Yes, if only we had strong, brave men to protect weak, feeble-minded women from their foolish, scatter-brained decisions. I may not always see eye-to-eye with your more strident brand of feminist, but sometimes this stuff just writes itself. Jayzus.

Things that are REALLY fucked up

I did a google search for the term "vile piece of shit," as I am wont to do, and came across a page that is the first google hit for the name "Karim Zaki," which I'm not linking to because it scares me and which I don't really recommend visiting. Is the dude a child molester? Beats me, but the creator of this page is an incredibly nasty piece of work. Does he have some sort of personal motive, or is he just your garden-variety psychopath? Either way, he's an interesting albeit alarming case study in abnormal psychology. Assuming this Zaki is an actual person and not just a figment of his diseased imagination, he really OUGHT to take the guy's advise and take legal action. Very scary stuff.

Things that are fucked up

That cellphone commercial featuring Meat Loaf and "son" singing a modified version of "Paradise by the Dashboard Light." It certainly makes you sit up and take notice, if only to note how dumb the name "gophone" sounds, but there is definitely something queasily oedipal about a song about teenage lust being reconstructed to be sung by father and son.

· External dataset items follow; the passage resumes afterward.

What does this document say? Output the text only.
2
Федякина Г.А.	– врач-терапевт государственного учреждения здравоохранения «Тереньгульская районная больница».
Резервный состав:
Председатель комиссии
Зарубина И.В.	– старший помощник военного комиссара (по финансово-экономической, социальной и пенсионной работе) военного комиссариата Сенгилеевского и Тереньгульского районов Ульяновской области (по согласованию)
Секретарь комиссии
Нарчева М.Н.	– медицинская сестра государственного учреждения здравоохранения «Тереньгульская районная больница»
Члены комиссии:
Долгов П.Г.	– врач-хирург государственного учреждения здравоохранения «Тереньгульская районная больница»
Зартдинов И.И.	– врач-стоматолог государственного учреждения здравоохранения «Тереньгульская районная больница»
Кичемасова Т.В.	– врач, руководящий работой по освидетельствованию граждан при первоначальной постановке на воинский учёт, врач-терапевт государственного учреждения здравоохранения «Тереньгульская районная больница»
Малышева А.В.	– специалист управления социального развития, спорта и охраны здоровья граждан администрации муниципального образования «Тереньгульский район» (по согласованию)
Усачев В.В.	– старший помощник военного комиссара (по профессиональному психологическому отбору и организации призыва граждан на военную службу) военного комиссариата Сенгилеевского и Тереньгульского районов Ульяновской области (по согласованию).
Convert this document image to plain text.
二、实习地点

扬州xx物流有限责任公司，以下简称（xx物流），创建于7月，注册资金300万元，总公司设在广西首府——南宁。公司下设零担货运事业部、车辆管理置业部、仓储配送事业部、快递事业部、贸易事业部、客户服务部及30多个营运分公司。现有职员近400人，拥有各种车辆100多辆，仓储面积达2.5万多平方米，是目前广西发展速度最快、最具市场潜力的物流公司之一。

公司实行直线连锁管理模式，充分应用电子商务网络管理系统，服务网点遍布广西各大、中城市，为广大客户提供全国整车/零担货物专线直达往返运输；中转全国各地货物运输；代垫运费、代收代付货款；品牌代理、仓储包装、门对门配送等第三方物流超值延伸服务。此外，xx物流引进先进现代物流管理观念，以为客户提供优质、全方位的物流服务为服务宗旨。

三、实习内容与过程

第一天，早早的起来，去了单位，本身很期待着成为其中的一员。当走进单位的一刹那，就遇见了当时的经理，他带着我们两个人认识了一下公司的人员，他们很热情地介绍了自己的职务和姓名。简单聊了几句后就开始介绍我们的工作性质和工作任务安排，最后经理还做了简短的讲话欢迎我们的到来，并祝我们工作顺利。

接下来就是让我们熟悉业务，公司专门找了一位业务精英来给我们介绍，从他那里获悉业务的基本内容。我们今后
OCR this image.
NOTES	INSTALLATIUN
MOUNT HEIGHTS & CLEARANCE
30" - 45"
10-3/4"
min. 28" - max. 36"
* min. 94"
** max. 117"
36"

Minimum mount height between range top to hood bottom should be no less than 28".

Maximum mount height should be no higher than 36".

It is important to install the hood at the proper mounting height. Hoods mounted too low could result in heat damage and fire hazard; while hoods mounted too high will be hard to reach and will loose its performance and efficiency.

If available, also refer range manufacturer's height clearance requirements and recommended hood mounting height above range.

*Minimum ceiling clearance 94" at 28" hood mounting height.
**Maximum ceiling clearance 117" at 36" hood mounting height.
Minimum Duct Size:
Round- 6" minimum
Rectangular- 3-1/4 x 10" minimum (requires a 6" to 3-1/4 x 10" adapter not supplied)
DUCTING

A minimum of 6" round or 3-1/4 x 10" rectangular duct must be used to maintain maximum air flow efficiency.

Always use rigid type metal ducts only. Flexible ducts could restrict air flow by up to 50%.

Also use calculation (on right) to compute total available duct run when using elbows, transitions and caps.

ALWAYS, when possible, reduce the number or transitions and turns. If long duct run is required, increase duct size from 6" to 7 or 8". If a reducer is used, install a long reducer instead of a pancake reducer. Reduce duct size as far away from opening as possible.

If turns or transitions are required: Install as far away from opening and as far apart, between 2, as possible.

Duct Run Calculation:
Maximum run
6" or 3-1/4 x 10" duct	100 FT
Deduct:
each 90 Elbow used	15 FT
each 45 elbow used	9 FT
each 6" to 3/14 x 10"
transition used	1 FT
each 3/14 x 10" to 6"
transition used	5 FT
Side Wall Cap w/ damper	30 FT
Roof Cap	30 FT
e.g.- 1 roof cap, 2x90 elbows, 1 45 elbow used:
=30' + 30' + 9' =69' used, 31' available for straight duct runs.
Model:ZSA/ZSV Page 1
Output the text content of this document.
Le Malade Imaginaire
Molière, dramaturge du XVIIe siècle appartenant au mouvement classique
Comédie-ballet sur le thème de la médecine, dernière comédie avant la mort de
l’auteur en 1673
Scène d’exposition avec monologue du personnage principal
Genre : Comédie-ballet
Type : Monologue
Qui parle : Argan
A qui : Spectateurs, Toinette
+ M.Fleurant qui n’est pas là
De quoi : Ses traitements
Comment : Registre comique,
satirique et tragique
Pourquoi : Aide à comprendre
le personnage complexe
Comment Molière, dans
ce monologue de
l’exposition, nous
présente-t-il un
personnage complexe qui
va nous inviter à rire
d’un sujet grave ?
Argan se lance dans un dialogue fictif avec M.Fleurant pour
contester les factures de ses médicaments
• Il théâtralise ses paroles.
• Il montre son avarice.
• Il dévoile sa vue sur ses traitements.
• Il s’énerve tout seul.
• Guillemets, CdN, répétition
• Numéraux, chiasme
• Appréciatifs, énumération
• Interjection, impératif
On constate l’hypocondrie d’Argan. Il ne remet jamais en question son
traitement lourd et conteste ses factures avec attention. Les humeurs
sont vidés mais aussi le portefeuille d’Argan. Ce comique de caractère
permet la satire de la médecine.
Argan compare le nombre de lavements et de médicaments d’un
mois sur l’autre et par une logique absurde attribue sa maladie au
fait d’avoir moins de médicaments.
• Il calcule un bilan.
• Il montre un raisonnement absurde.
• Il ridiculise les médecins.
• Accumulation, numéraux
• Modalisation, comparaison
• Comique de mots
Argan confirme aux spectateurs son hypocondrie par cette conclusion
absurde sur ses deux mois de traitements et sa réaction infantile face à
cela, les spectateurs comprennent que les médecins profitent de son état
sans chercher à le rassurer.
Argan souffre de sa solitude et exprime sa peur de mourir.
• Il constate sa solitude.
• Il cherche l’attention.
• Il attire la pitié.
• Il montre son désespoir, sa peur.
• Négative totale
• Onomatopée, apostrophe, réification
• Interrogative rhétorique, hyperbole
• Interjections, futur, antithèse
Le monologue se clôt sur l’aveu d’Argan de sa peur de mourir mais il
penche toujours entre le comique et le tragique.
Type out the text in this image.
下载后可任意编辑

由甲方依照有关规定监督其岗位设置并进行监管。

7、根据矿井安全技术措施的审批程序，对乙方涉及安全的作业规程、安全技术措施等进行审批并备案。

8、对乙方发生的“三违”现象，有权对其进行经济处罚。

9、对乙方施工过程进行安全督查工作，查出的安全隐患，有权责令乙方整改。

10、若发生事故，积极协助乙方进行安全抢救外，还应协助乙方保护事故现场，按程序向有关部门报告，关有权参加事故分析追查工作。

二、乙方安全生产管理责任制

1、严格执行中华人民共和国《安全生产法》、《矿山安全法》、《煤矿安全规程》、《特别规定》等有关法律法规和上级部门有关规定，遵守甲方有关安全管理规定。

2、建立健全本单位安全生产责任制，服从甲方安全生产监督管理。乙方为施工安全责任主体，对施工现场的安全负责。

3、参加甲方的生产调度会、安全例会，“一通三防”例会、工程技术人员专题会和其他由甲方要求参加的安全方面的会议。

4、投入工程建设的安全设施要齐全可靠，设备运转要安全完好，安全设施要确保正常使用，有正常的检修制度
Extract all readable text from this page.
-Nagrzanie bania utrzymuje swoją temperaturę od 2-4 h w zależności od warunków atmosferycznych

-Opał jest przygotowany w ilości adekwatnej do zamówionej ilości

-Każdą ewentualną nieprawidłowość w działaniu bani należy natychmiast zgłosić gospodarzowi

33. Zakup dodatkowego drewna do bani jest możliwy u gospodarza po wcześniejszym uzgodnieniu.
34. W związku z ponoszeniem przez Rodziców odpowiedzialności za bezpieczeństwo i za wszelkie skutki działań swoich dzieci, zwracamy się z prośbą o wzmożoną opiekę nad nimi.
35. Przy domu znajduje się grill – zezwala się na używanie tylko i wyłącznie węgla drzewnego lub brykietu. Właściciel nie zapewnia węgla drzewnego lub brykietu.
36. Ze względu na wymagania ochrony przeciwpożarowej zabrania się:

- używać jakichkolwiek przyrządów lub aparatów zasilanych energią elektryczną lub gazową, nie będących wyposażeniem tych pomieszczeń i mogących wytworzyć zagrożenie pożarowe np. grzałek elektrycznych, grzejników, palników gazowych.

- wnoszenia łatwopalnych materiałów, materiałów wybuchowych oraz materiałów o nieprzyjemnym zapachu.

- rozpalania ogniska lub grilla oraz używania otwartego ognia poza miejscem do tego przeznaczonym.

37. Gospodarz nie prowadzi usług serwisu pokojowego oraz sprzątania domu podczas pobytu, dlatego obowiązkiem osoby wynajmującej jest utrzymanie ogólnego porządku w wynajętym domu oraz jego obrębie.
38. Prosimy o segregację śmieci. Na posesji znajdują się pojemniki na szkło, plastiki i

That said: please give us more. I feel like "Bat Out of Hell" needs to be used to sell auto insurance.

Wednesday, May 07, 2008

The end of Roger and Jessica

She has wandered away from him, down by the beach. The sun is so bright today that the shadows by her Achilles tendon are drawn sharp and black as seams up the heel of a silk stocking. Her head, as always, is bend forward, away, the bare nape he's never stopped loving, will never see again, unprotected as her beauty, her innocence of how forever in peril it moves through the World. She may know a little, may think of herself, face and body, as "pretty". . .but he could never tell her the rest, how many other living things, birds, nights smelling of grass and rain, sunlit moments of simple peace, also gather in what she is to him. Was. He is losing more than a single Jessica: he's losing a full range of life, of being for the first time at ease in the Creation. Going back to winter now, drawing back into his single envelope. The effort it takes to extend any further is more than he can make alone.
--Gravity's Rainbow

Steven Weisenburger's A Gravity's Rainbow Companion is tragically wrong.

On a reference to Porky Pig, it says:

"Porky Pig was a regular feature (with Donald Duck and nephews, Bugs Bunny, and Woody Woodpecker) of Walt Disney's Comics and stories, a comic book in continuous publication after 1940." (235)

Why does Slylock Fox suspect that Weisenburger has never read Walt Disney's Comics and Stories?

This is the old version of the book; there's a new one out that presumably fixes this, but jeez louise, that's a pretty breathtaking mistake. It doesn't exactly take an encyclopedic knowledge of popular culture to know that Loony Tunes and Warner Brothers characters--to say nothing of Woody Woodpecker, who is neither--are NOT THE SAME THING. And, having read many issues of WDC&S, I can verify that, no, the two did NOT have some crazy cross-marketing scheme going on. Disney, WB, and Woody comic books were all published by Dell back in the day, but that would not lead anyone who thought about it for three seconds to confuse them.

Anyway, laughable though it is, this isn't a huge deal, but if Weisenburger's capable of making such an obvious mistake that ANYONE can see, you sort of have to wonder how accurate the more esoteric background information he relays is.

Monday, May 05, 2008

Cabinet Certification



We've all had it happen to us at one time or another: you go to the store and you buy a cabinet but then you get home and discover, hey, this isn't a cabinet! It's an end table! Or perhaps a desk chair! And you take it back, but the store people just look at you funny. If I had a quarter for every time that's happened to me, I would have somewhere around thirteen dollars.

Anyway, that's why it's important to always check to make sure the Cabinet Certifiers' Guild has officially certified your cabinet before you take it home.